Mit einem Mal gab es dann ganz in seiner Nähe einen großen Knall, ansich nichts besonderes an dieser Arbeitsstätte, doch die Nähe veranlasste ASP-2004 doch dazu, kurz seinen Fotorezeptor neu zu fokussieren, um zu erblicken, was im Begriffe war zu passieren. Entlang der Montagestraße, an der er arbeitete, war er indes der einzige Droide, der überhaupt den Knall aktiv wahrnahm. Seine ‚Augen’ registrierten plötzlich eine nicht-erwartete Bewegung, nur wenige Millisekunden nach dem Knall. Ein schwerer Schmelzkessel, der gut 10 Metern über ihnen vorbei schwebte, rutschte urplötzlich aus seiner Verankerung (Materialschwäche) und verlor unter lautem Knirschen seinen feurigen Inhalt.
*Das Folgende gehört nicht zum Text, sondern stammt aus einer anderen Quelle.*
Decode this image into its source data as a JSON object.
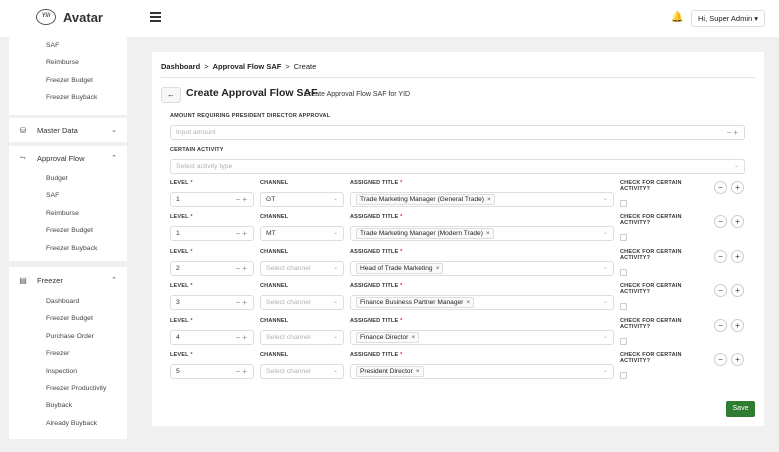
{
  "app": {
    "brand": "Avatar",
    "logo_text": "Yili",
    "user_label": "Hi, Super Admin"
  },
  "sidebar": {
    "top_items": [
      {
        "label": "SAF"
      },
      {
        "label": "Reimburse"
      },
      {
        "label": "Freezer Budget"
      },
      {
        "label": "Freezer Buyback"
      }
    ],
    "master_data": {
      "label": "Master Data"
    },
    "approval_flow": {
      "label": "Approval Flow",
      "items": [
        {
          "label": "Budget"
        },
        {
          "label": "SAF"
        },
        {
          "label": "Reimburse"
        },
        {
          "label": "Freezer Budget"
        },
        {
          "label": "Freezer Buyback"
        }
      ]
    },
    "freezer": {
      "label": "Freezer",
      "items": [
        {
          "label": "Dashboard"
        },
        {
          "label": "Freezer Budget"
        },
        {
          "label": "Purchase Order"
        },
        {
          "label": "Freezer"
        },
        {
          "label": "Inspection"
        },
        {
          "label": "Freezer Productivity"
        },
        {
          "label": "Buyback"
        },
        {
          "label": "Already Buyback"
        }
      ]
    }
  },
  "breadcrumb": {
    "item1": "Dashboard",
    "item2": "Approval Flow SAF",
    "item3": "Create",
    "sep": ">"
  },
  "page": {
    "title": "Create Approval Flow SAF",
    "subtitle": "Create Approval Flow SAF for YID"
  },
  "form": {
    "amount_label": "AMOUNT REQUIRING PRESIDENT DIRECTOR APPROVAL",
    "amount_placeholder": "Input amount",
    "activity_label": "CERTAIN ACTIVITY",
    "activity_placeholder": "Select activity type",
    "level_label": "LEVEL",
    "channel_label": "CHANNEL",
    "title_label": "ASSIGNED TITLE",
    "check_label_1": "CHECK FOR CERTAIN",
    "check_label_2": "ACTIVITY?",
    "required_mark": "*",
    "channel_placeholder": "Select channel",
    "rows": [
      {
        "level": "1",
        "channel": "GT",
        "title": "Trade Marketing Manager (General Trade)"
      },
      {
        "level": "1",
        "channel": "MT",
        "title": "Trade Marketing Manager (Modern Trade)"
      },
      {
        "level": "2",
        "channel": "",
        "title": "Head of Trade Marketing"
      },
      {
        "level": "3",
        "channel": "",
        "title": "Finance Business Partner Manager"
      },
      {
        "level": "4",
        "channel": "",
        "title": "Finance Director"
      },
      {
        "level": "5",
        "channel": "",
        "title": "President Director"
      }
    ],
    "save_label": "Save"
  }
}
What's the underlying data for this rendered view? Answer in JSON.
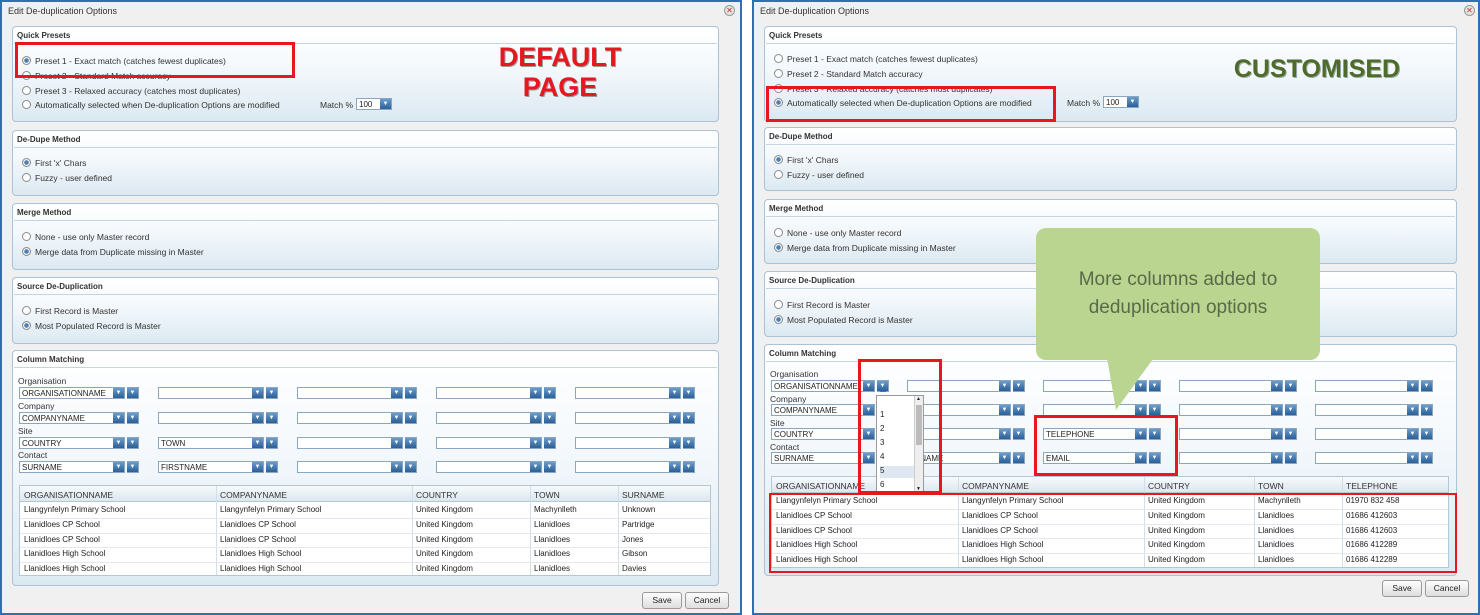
{
  "dialog_title": "Edit De-duplication Options",
  "quick_presets": {
    "header": "Quick Presets",
    "options": [
      "Preset 1 - Exact match (catches fewest duplicates)",
      "Preset 2 - Standard Match accuracy",
      "Preset 3 - Relaxed accuracy (catches most duplicates)",
      "Automatically selected when De-duplication Options are modified"
    ],
    "match_label": "Match %",
    "match_value": "100"
  },
  "dedupe_method": {
    "header": "De-Dupe Method",
    "options": [
      "First 'x' Chars",
      "Fuzzy - user defined"
    ]
  },
  "merge_method": {
    "header": "Merge Method",
    "options": [
      "None - use only Master record",
      "Merge data from Duplicate missing in Master"
    ]
  },
  "source_dedup": {
    "header": "Source De-Duplication",
    "options": [
      "First Record is Master",
      "Most Populated Record is Master"
    ]
  },
  "column_matching": {
    "header": "Column Matching",
    "groups": [
      "Organisation",
      "Company",
      "Site",
      "Contact"
    ],
    "left_fields": {
      "org": "ORGANISATIONNAME",
      "company": "COMPANYNAME",
      "site1": "COUNTRY",
      "site2": "TOWN",
      "contact1": "SURNAME",
      "contact2": "FIRSTNAME"
    },
    "right_fields": {
      "org": "ORGANISATIONNAME",
      "org_num": "5",
      "company": "COMPANYNAME",
      "site1": "COUNTRY",
      "site2": "WN",
      "site3": "TELEPHONE",
      "contact1": "SURNAME",
      "contact2": "STNAME",
      "contact3": "EMAIL"
    },
    "number_list": [
      "1",
      "2",
      "3",
      "4",
      "5",
      "6"
    ]
  },
  "left_grid": {
    "columns": [
      "ORGANISATIONNAME",
      "COMPANYNAME",
      "COUNTRY",
      "TOWN",
      "SURNAME"
    ],
    "rows": [
      [
        "Llangynfelyn Primary School",
        "Llangynfelyn Primary School",
        "United Kingdom",
        "Machynlleth",
        "Unknown"
      ],
      [
        "Llanidloes CP School",
        "Llanidloes CP School",
        "United Kingdom",
        "Llanidloes",
        "Partridge"
      ],
      [
        "Llanidloes CP School",
        "Llanidloes CP School",
        "United Kingdom",
        "Llanidloes",
        "Jones"
      ],
      [
        "Llanidloes High School",
        "Llanidloes High School",
        "United Kingdom",
        "Llanidloes",
        "Gibson"
      ],
      [
        "Llanidloes High School",
        "Llanidloes High School",
        "United Kingdom",
        "Llanidloes",
        "Davies"
      ]
    ]
  },
  "right_grid": {
    "columns": [
      "ORGANISATIONNAME",
      "COMPANYNAME",
      "COUNTRY",
      "TOWN",
      "TELEPHONE"
    ],
    "rows": [
      [
        "Llangynfelyn Primary School",
        "Llangynfelyn Primary School",
        "United Kingdom",
        "Machynlleth",
        "01970 832 458"
      ],
      [
        "Llanidloes CP School",
        "Llanidloes CP School",
        "United Kingdom",
        "Llanidloes",
        "01686 412603"
      ],
      [
        "Llanidloes CP School",
        "Llanidloes CP School",
        "United Kingdom",
        "Llanidloes",
        "01686 412603"
      ],
      [
        "Llanidloes High School",
        "Llanidloes High School",
        "United Kingdom",
        "Llanidloes",
        "01686 412289"
      ],
      [
        "Llanidloes High School",
        "Llanidloes High School",
        "United Kingdom",
        "Llanidloes",
        "01686 412289"
      ]
    ]
  },
  "buttons": {
    "save": "Save",
    "cancel": "Cancel"
  },
  "annotations": {
    "default_line1": "DEFAULT",
    "default_line2": "PAGE",
    "customised": "CUSTOMISED",
    "callout_line1": "More columns added to",
    "callout_line2": "deduplication options"
  },
  "colors": {
    "highlight": "#e8161e",
    "default_text": "#e8161e",
    "customised_text": "#4e6b2a",
    "callout_bg": "#b9d58f",
    "dialog_border": "#2f6fb5"
  }
}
Die Droiden unmittelbar zur Linken von 2004 wurde von dem geschmolzenen Metall direkt erfasst und verglühten augenblicklich und ohne weitere Regung. Auszuweichen, das hatte 2004 nie gelernt und er konnte es auch nicht, da seine Aufgabe dies an Platz 23 nicht vorsah. Es war einfach keine Option, denn es oblag nicht ihm. Zwar wurde er von der rotfunkelnden Masse, die sich nun inzwischen ihren Weg nach unten bahnte, verfehlt, doch trafen ihn größere Tropfen des geschmolzenen Metalls, die wild in alle Richtungen davonstoben. Wo ihn das Metall traf, brannte es sich mühelos in seine Panzerung ein. Mindestens ein halbes Dutzend Treffer hatte er - ebenfalls regungslos - hinnehmen müssen. 2004 begutachtete die Schäden analytisch, dann schickte er rasch einen Impuls zum Zentralrechner, der ihn mit einer Prioritätsreparaturanordnung versehen sollte. Doch er bekam kein Feedback von der Prozessoreinheit, was ihn arg irritierte. Als er eine erweiterte Selbstdiagnose startete, um seine Schadensbefund vielleicht zu erweitern, fand er den Grund: Der silberne Hemmbolzen, der auf seiner linken Brust trohnte, gleich einem eitrigen Geschwür, das man sehen, aber nicht entfernen konnte, ohne sich selbst zu töten, war weg, … zerschmolzen von einem dicken Klumpen glühenden Stahls, der nun langsam aushärtete.